Description |
Title: Adaptive Optimization
Abstract: Optimization is one of the core components of modern machine learning. Choosing the right optimization algorithm, and choosing the right parameters to tune that algorithm, can have a huge impact on the quality of the final model produced during training. Current practice is for humans to simply try many possible optimizers and parameter settings in order to find the empirically best one, which is slow, expensive, and tedious. In this talk, I will present new techniques that avoid this costly manual search. These algorithms do not require any tuning of parameters, and are able to automatically leverage hidden structure in the data, interpolating smoothly between worst-case performance on adversarial data and much better performance on the "easier" data that is encountered in practice. This ability is called adaptivity.
For the case of convex losses, I will present algorithms that automatically detect and take advantage of different kinds of structure in the data, such as sparsity, smoothness, or strong-convexity.

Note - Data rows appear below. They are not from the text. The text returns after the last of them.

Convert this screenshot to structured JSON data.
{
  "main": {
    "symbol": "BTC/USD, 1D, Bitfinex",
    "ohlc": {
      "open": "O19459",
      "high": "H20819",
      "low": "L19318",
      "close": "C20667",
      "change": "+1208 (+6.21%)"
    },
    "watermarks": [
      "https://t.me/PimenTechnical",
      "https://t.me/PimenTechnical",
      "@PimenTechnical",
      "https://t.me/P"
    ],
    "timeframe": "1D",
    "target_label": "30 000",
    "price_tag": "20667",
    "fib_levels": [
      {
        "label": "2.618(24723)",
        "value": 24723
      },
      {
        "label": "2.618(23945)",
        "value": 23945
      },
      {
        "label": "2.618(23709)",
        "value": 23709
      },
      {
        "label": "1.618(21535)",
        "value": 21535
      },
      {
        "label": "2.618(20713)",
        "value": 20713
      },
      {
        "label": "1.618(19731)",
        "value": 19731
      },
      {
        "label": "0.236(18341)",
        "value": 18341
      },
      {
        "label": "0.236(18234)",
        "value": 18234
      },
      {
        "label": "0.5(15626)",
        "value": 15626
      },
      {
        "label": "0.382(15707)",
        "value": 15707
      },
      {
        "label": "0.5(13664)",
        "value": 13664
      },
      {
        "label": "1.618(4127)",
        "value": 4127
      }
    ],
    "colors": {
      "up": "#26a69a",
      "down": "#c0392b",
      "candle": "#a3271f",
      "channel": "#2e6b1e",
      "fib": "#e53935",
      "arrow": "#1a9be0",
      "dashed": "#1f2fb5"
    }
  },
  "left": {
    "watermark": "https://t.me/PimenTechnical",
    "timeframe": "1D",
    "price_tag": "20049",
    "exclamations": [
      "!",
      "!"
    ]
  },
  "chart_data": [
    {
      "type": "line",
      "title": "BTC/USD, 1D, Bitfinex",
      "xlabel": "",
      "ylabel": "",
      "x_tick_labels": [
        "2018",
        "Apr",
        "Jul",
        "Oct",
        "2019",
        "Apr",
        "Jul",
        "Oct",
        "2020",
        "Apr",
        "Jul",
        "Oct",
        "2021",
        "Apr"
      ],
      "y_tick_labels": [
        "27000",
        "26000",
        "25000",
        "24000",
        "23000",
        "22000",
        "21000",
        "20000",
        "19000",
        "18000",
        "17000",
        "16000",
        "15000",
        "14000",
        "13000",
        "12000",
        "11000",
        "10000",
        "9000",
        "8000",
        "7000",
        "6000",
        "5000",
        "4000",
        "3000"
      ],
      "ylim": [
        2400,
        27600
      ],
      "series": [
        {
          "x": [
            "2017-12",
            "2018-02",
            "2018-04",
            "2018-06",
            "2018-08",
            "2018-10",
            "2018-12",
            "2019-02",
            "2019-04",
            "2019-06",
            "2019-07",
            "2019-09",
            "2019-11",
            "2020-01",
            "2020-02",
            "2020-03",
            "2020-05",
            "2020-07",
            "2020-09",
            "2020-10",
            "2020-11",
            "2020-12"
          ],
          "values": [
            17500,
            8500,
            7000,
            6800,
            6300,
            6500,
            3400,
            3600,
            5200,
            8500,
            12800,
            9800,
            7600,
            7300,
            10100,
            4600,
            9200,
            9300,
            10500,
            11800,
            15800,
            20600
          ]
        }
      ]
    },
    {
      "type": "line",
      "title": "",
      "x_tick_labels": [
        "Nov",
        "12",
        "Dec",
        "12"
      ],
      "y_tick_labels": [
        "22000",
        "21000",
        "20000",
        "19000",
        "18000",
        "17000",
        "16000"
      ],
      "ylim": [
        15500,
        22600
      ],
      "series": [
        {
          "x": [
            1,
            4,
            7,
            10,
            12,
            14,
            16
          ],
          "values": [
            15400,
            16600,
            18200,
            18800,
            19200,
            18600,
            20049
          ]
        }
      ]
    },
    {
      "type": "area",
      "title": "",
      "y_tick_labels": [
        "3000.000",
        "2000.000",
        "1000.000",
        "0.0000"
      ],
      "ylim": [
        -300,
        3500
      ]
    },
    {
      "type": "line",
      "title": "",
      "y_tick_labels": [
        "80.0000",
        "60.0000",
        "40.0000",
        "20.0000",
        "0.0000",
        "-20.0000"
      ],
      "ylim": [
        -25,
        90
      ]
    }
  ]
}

In the non-convex setting, I will discuss the popular momentum heuristic employed in practical training of non-convex deep learning models. I will present two new results that for the first time suggest a strong theoretical advantage in employing momentum for non-convex optimization.
Bio: Ashok obtained a PhD in computer science from Stanford in 2018, and has been a research scientist at Google since then. His research focuses on optimization algorithms that automatically tune themselves without human intervention. |